BEIRUT -- Lebanon paid back a Eurobond worth $1.5 billion that was scheduled to mature Thursday, a Finance Ministry official said, pacifying concerns of a first-ever default on its debt amid the worst financial crisis in three decades.
The tiny Mediterranean country’s economic emergency has ignited nationwide protests against widespread corruption and mismanagement, bringing the country to a standstill for over a month. The protests were initially sparked by new taxes but have snowballed into calls for the entire political elite to step aside.
Prime Minister Saad Hariri resigned in late October, meeting a key demand of the protesters. But that has plunged the country into further uncertainty, with no clear path to resolving its economic and political problems.
The Eurobond announcement came as a top Arab League official arrived in Lebanon, expressing readiness to help the country solve its political stalemate.
The repayment was being widely watched in Lebanon, which has one of the highest debt ratios in the world, standing at $86 billion or 150% of the GDP. There were concerns that Lebanon, which always paid back its debt on time, might default. Lebanon has in recent weeks imposed unprecedented capital controls.
The Finance Ministry official, who spoke on condition of anonymity in line with regulations, gave no further details about the repayment. Local media and analysts said the payment was made from the reserves of the Central Bank.
“This is a positive message to international ratings agencies and lenders that Lebanon did not default in the past and will not default in 2020,” said economist Ghazi Wazni. He added that Eurobonds worth $2.5 billion are scheduled to mature next year, the first payments will come in March and it will be worth $1.3 billion.
Earlier this month, International ratings agency Standard & Poor’s downgraded Lebanon’s credit rating to ‘CCC/C’ from ‘B-/B’.
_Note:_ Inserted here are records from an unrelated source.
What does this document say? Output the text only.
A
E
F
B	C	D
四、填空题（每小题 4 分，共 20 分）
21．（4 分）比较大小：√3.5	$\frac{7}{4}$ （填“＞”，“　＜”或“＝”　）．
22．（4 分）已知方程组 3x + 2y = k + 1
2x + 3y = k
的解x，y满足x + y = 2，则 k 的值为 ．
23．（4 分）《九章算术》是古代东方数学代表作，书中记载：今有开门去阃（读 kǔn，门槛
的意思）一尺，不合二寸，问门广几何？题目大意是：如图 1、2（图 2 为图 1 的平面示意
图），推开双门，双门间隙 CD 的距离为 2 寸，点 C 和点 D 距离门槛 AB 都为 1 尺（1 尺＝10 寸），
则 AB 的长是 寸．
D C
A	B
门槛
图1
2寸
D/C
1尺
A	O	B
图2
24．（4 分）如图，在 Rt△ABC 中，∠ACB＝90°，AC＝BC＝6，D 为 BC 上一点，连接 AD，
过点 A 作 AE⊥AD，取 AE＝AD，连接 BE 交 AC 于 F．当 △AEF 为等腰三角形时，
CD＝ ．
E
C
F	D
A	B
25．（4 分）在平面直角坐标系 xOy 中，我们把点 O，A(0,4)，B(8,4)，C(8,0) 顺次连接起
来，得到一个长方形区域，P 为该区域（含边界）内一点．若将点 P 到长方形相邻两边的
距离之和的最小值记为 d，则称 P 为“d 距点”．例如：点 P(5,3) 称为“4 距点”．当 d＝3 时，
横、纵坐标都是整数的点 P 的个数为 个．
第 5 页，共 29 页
The agency said the outlook for Lebanon was negative and “reflects the risk to the sovereign’s creditworthiness from rising financial and monetary pressures tied to widespread protests and the resignation of the government.”
Earlier this year, Fitch Ratings downgraded Lebanon’s long-term foreign currency issuer default rating to CCC from B- while Moody’s downgraded Lebanon’s issuer ratings to Caa1 from B3 while changing the outlook to stable from negative.
The office of Lebanon’s president, Michel Aoun, said he discussed political and economic conditions with visiting Arab League assistant secretary general, Hossam Zaki. Aoun has not set a date for binding consultations with heads of parliamentary blocs to name a new premier. Hariri, who was Aoun’s and the militant group Hezbollah’s favorite to lead a new Cabinet, withdrew his candidacy on Tuesday.
Politicians have failed to agree on the shape and form of a new government. Hariri had insisted on heading a government of technocrats, while his opponents, including Hezbollah, want a Cabinet made up of both experts and politicians.
Meanwhile, the protesters are demanding that the country’s ruling elite be replaced, blaming them for failures in years that followed the 1975-90 civil war. The protests have remained overwhelmingly peaceful, resorting to road closures and other tactics in an effort to pressure politicians into responding to their demands.
But in recent days, scuffles broke out in Beirut and other areas between protesters and Aoun and Hezbollah supporters, leaving dozens of people injured. As tempers flare, there are real concerns Lebanon could be sliding toward a prolonged period of instability.
“The current situation cannot take conditions and counter-conditions. We should all work together to get out of the crisis in what serves the interest of the Lebanese people,” Aoun said in comments released by his office Thursday. He added that Arab support “should be translated into actual steps regarding assistance to improve the deteriorating economic conditions.”
Zaki told reporters said there must be solution for the Cabinet formation crisis, adding that “it is important so that Lebanon avoids negative effects on its economic conditions and civil peace.”
Scores of Lebanese businesses have closed in recent months and thousands of employees were either laid off or are getting half their salaries amid the crisis. Local banks have imposed capital controls worsening the economic conditions amid a liquidity crisis and shortage in U.S. dollars.
Since 1997, the Central Bank has kept the pound stable at 1,507 to the dollar thanks to heavy borrowing at high interest rates but on the black market, the price of the dollar reached in recent days 2,100 pounds, a 40 percent over the official price.
The private sector had planned a strike Thursday but later suspended it while gas stations started an open-ended strike protesting dollar shortages to cover their imports. Exchange shops will also hold a one-day strike on Saturday to protest charges by some that accuse them of being behind the rise oof the dollar against the local currency.
Late on Thursday, scores of protesters held a sit-in outside the Central Bank in Beirut blaming bank governor Riad Salameh’s policies for worsening economic and financial conditions in the country.